The treatment for colitis in dogs depends on the cause of the condition. For example, if worms are behind the problem, taking deworming tablets could solve the problem in just a few days.
In addition to treating the specific cause, your vet might also recommend other things to help speed up recovery and provide relief. The first step is often a change in diet. For example, an intestinal or hypoallergenic diet often provides quick relief. Colitis is sometimes worsened by a food intolerance, so vets can suggest an elimination diet. This means feeding your pet only a hypoallergenic diet (no treats, no add-ons) and see if that solves the issue. If this solves the diarrhea problem, your vet can then offer suggestions on managing your pet’s diet to avoid a recurrence and encourage ongoing wellness.
Your pet might also benefit from taking antimicrobial or anti-inflammatory drugs.
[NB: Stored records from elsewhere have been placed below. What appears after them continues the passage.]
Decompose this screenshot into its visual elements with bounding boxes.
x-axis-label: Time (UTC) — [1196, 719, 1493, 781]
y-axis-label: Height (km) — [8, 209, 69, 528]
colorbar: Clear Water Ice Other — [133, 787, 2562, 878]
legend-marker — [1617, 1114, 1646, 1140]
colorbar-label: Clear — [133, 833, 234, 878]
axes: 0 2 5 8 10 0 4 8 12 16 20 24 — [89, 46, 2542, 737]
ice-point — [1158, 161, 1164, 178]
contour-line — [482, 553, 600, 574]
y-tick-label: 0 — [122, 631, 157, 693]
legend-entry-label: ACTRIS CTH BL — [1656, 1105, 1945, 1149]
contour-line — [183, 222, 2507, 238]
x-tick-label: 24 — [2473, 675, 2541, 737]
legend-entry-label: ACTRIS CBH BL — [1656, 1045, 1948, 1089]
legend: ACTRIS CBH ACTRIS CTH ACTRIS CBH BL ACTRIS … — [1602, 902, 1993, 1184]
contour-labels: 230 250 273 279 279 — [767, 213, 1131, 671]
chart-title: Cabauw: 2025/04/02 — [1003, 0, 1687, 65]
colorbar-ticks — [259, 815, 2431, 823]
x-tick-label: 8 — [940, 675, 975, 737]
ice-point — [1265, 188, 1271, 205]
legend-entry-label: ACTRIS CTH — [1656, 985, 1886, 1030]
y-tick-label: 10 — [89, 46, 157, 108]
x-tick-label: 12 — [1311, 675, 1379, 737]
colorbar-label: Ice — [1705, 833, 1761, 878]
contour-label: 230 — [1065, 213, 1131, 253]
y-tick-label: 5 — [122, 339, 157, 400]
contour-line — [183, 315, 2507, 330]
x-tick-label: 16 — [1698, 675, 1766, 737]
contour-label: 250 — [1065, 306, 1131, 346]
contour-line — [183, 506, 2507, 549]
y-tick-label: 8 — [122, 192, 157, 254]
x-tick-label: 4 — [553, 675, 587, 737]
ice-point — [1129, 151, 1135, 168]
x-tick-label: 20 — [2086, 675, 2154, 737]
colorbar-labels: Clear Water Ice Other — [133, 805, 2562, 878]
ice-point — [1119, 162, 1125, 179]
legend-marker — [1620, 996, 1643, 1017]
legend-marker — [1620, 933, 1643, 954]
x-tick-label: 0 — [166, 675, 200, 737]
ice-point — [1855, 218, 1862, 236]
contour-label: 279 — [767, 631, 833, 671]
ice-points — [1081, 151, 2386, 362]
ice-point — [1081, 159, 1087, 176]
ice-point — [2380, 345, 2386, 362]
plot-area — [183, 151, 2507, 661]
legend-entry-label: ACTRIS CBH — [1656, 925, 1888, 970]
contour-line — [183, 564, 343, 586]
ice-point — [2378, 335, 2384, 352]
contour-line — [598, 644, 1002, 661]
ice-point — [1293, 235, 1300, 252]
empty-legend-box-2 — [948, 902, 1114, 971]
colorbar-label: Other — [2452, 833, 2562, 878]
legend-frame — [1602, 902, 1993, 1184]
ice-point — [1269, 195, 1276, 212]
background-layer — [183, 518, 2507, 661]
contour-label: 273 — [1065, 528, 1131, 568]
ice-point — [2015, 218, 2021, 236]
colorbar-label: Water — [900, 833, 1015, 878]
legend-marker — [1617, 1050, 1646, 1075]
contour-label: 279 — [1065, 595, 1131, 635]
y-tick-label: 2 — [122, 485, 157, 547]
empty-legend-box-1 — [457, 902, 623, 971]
Bacterial causes of colitis will be treated with antibiotics as needed.
If your pet is also experiencing constipation, adding fiber to the diet will help stop the straining and the pain and discomfort that comes with it. One thing to keep in mind with regard to switching foods – even if you’re switching to higher-quality, this still may trigger diarrhea in some dogs. One way to prevent this is to make the switch slowly. For example, start by replacing only a small percentage of your pet’s current food with the new food. Then increase the percentage of new food so you can phase out the old food without causing a major stomach upset.
Dogs sometimes benefit from taking probiotics as well. Probiotics such as FortiFlora contain live bacteria that can help heal the intestine and ease inflammation while improving the intestinal flora. Probiotics are safe to use and can be helpful for most animals that have been suffering from sporadic bouts of diarrhea or chronic colitis.
Finally, make sure you deworm your pet on a regular basis. While monthly medications such as Heartgard are originally designed to protect against heartworm, they also offer protection against other types of worms (including roundworms and hookworms) that can cause colitis in dogs.